20.Bölüm

4.1K 168 28
                                    

Şehir yahut ülke değiştirmek sizi acınızdan kurtaramazdı. Ne kadar uzağa kaçarsanız kaçın bir gün mutlaka karşınıza çıkardı. Çarptığınız en sert duvar acılarınız olurdu. Kalbim Alparslanın yarattığı deprem karşısında direnmek istemiyordu artık. Ne olacaksa olsundu. Hayat bir son versindi. Ne olacaksa olsun ve bu saçmalıklar, bu kalp ağrıları bitsindi.

"Alparslan lütfen..." dedi Derin çaresizce.

Öfkeliydim. Onunla gitmek isyemiyordum ama ona karşı koyamayacak kadar yorgu ve kırgındım. Konuş dedi beynimin en ücrasından çıkan o kadın. Karanlığın içerisinde adım adım ve kendinden emin bir şekilde yürüdü. Aylardır saklanan ve sessizce acizliğime şahit olan o değilmiş gibi bir kez daha fısıldadı "Konuş ve ona karşı güçsüz olmadığını göster."

"Sen!" dedi Alparslan öfkeyle "Sen beni terk edemezsin. Her ne olursa olsun benden gidemezsin."

Söyle!

Konuş!  

Sen aciz değilsin!

Sen bir mal değilsin!

SENİ KANDIRDI!

"Yeter!" dedim bileğimi Alparslan'ın elinden kurtararak. Kafamın içindeki sesler sussun istedim. Kafamın içinde çığlık atan lanet ses sussun istedim. Deliyor olduğumun farkındaydım ve korkuyordum.

"Yetmez ulan yetmez. Şimdi ya benimle gelir beni dinlersin ya da ben seni götürmesini bilirim."

Ona tiksinir gibi baktım. İçinden çıkan canavarla ilk defa burun buruna gelmiyorum ki... İlk defa böylesine gözü dönmüş değildi ki ondan korkayım.

"Sen kim oluyorsunda benimle böyle konuşuyorsun? Haddini bil! Seninle hiçbir yere gelmeyeceğim."

"Arkadaşlar biraz sakin..." diyen Derine ikimizde aynı anda "Sen karışma." diye bağırdık.

Biz birbirine ait olamayan iki insan...

Biz birbirini öldürmek için tetikte bekleyen iki avcıydık...

Eli tekrar bileğimi kavradı ve bütün itirazlarıma rağmen beni dış kapısına kadar sürükledi. Acıyan kalbim artık yalnız değildi. Ona eşlik eden gururum bizimle yola henüz çıkmıştı. Gururumda en az kalbim kadar kırık durumdaydı şu an. Ne istediğimi önemsemeden kendi dediği olsun diye yine aynı şeyi yapıyordu.
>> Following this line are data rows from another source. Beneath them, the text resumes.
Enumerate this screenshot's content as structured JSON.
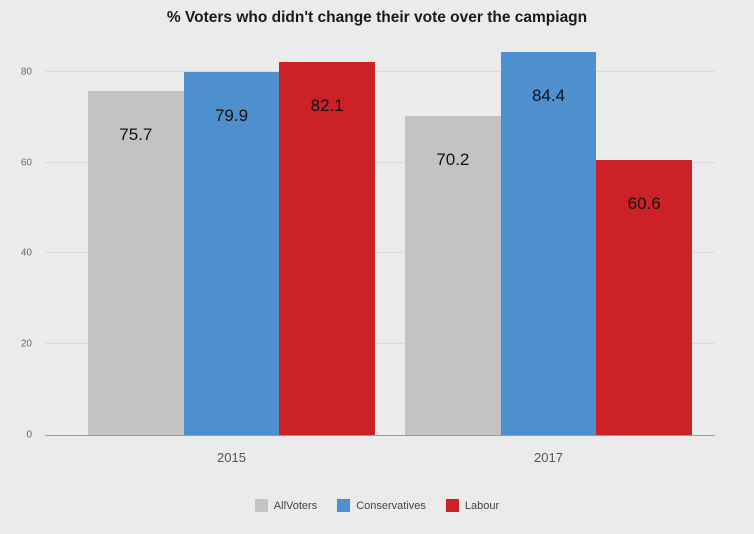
{
  "chart_data": {
    "type": "bar",
    "title": "% Voters who didn't change their vote over the campiagn",
    "categories": [
      "2015",
      "2017"
    ],
    "series": [
      {
        "name": "AllVoters",
        "color": "#c3c3c3",
        "values": [
          75.7,
          70.2
        ]
      },
      {
        "name": "Conservatives",
        "color": "#4e90cd",
        "values": [
          79.9,
          84.4
        ]
      },
      {
        "name": "Labour",
        "color": "#cc2127",
        "values": [
          82.1,
          60.6
        ]
      }
    ],
    "yticks": [
      0,
      20,
      40,
      60,
      80
    ],
    "ylim": [
      0,
      87
    ],
    "xlabel": "",
    "ylabel": "",
    "grid": true,
    "legend_position": "bottom",
    "background_color": "#ebebeb",
    "value_label_decimals": 1
  }
}
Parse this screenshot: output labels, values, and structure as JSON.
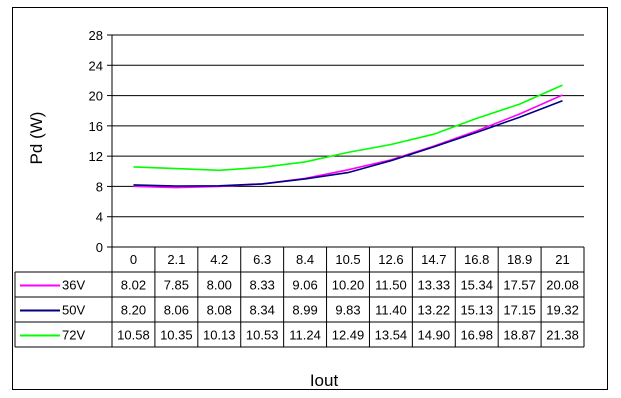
{
  "chart_data": {
    "type": "line",
    "title": "",
    "xlabel": "Iout",
    "ylabel": "Pd (W)",
    "x": [
      "0",
      "2.1",
      "4.2",
      "6.3",
      "8.4",
      "10.5",
      "12.6",
      "14.7",
      "16.8",
      "18.9",
      "21"
    ],
    "ylim": [
      0,
      28
    ],
    "yticks": [
      "0",
      "4",
      "8",
      "12",
      "16",
      "20",
      "24",
      "28"
    ],
    "grid": true,
    "legend": "data-table",
    "series": [
      {
        "name": "36V",
        "color": "#ff00ff",
        "labels": [
          "8.02",
          "7.85",
          "8.00",
          "8.33",
          "9.06",
          "10.20",
          "11.50",
          "13.33",
          "15.34",
          "17.57",
          "20.08"
        ],
        "values": [
          8.02,
          7.85,
          8.0,
          8.33,
          9.06,
          10.2,
          11.5,
          13.33,
          15.34,
          17.57,
          20.08
        ]
      },
      {
        "name": "50V",
        "color": "#000080",
        "labels": [
          "8.20",
          "8.06",
          "8.08",
          "8.34",
          "8.99",
          "9.83",
          "11.40",
          "13.22",
          "15.13",
          "17.15",
          "19.32"
        ],
        "values": [
          8.2,
          8.06,
          8.08,
          8.34,
          8.99,
          9.83,
          11.4,
          13.22,
          15.13,
          17.15,
          19.32
        ]
      },
      {
        "name": "72V",
        "color": "#00ff00",
        "labels": [
          "10.58",
          "10.35",
          "10.13",
          "10.53",
          "11.24",
          "12.49",
          "13.54",
          "14.90",
          "16.98",
          "18.87",
          "21.38"
        ],
        "values": [
          10.58,
          10.35,
          10.13,
          10.53,
          11.24,
          12.49,
          13.54,
          14.9,
          16.98,
          18.87,
          21.38
        ]
      }
    ]
  }
}
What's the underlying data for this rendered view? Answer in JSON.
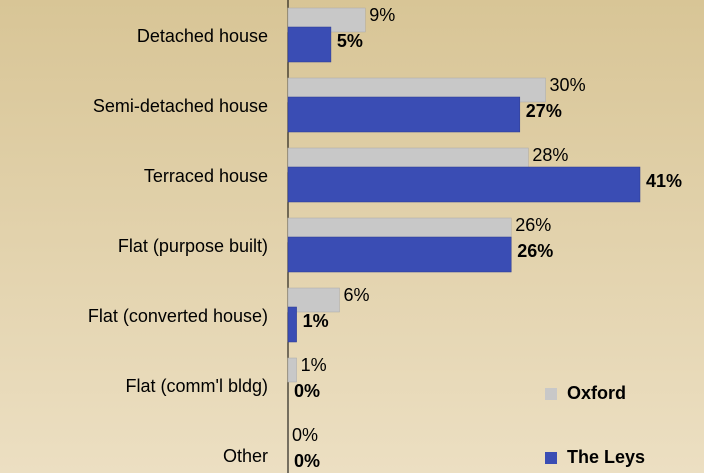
{
  "chart_data": {
    "type": "hbar",
    "categories": [
      "Detached house",
      "Semi-detached house",
      "Terraced house",
      "Flat (purpose built)",
      "Flat (converted house)",
      "Flat (comm'l bldg)",
      "Other"
    ],
    "series": [
      {
        "name": "Oxford",
        "color": "#c8c8c8",
        "values": [
          9,
          30,
          28,
          26,
          6,
          1,
          0
        ],
        "value_labels": [
          "9%",
          "30%",
          "28%",
          "26%",
          "6%",
          "1%",
          "0%"
        ]
      },
      {
        "name": "The Leys",
        "color": "#3a4db4",
        "values": [
          5,
          27,
          41,
          26,
          1,
          0,
          0
        ],
        "value_labels": [
          "5%",
          "27%",
          "41%",
          "26%",
          "1%",
          "0%",
          "0%"
        ]
      }
    ],
    "legend": "lower right"
  }
}
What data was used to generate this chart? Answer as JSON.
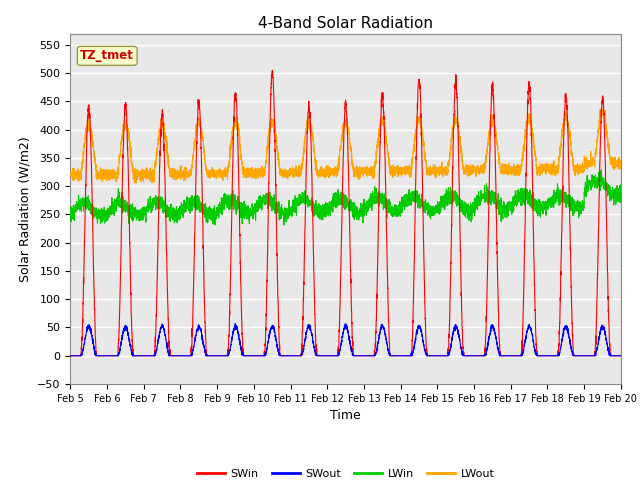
{
  "title": "4-Band Solar Radiation",
  "xlabel": "Time",
  "ylabel": "Solar Radiation (W/m2)",
  "ylim": [
    -50,
    570
  ],
  "yticks": [
    -50,
    0,
    50,
    100,
    150,
    200,
    250,
    300,
    350,
    400,
    450,
    500,
    550
  ],
  "colors": {
    "SWin": "#ff0000",
    "SWout": "#0000ff",
    "LWin": "#00cc00",
    "LWout": "#ffa500"
  },
  "fig_bg_color": "#ffffff",
  "plot_bg_color": "#e8e8e8",
  "grid_color": "#ffffff",
  "tz_label": "TZ_tmet",
  "tz_label_color": "#cc0000",
  "tz_box_facecolor": "#ffffcc",
  "tz_box_edgecolor": "#999944",
  "n_days": 15,
  "ppd": 288,
  "day_peaks_SWin": [
    440,
    445,
    425,
    450,
    465,
    500,
    440,
    445,
    460,
    490,
    485,
    475,
    480,
    460,
    455
  ],
  "tick_labels": [
    "Feb 5",
    "Feb 6",
    "Feb 7",
    "Feb 8",
    "Feb 9",
    "Feb 10",
    "Feb 11",
    "Feb 12",
    "Feb 13",
    "Feb 14",
    "Feb 15",
    "Feb 16",
    "Feb 17",
    "Feb 18",
    "Feb 19",
    "Feb 20"
  ],
  "legend_items": [
    "SWin",
    "SWout",
    "LWin",
    "LWout"
  ],
  "title_fontsize": 11,
  "axis_label_fontsize": 9,
  "tick_fontsize": 7,
  "legend_fontsize": 8
}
Beni hiçe sayıyor ve gözünü karartıp istediğini alıyordu.

Neydim ben?

Bir eşya?

Yahut kıymetsiz bir mal mı?

"Alparsan polisi arayacağım. Adam kaçırmak bu yaptığın."

Derin büyük bir çaba sarf ederken Michael'in sesini duydum.

Yanlış zamanda yanlış yerde bulunuyordu. Michael'in ağzından adımı duyan Alparslan'ın gözlerinden ateş çıktığına şahit oldum. Sonrası çok hızlı ve acımasızca geçti. Michael aynı Derin gibi beni Alparslandan kurtarmak istedi. Fakat Derin kadar şanslı değildi. Tıpkı o gece olduğu gibi Alparslan'ın gözü döndü. O geceyi bu geceden ayıran şey tarihler ve kahramanlardı. Baş rolleri yine Alparslan ve ben alırken yan oyuncular değişmişti.

                    &       &         &

Onunla aynı havayı solumak... Zordu. Kokusuna maruz kalmak acı vericiydi. Bir kaosun ortasından çıkıp derin bir sessizliğe hapsolmuştum. Kulakları sağır eden çığlıklar az önce benden çıkmamışcasına sakindim şimdi. Çünkü bağırmak bir işe yaramamıştı. Çünkü ben direndikçe bana yardıma gelen herkesin canı yanacaktı.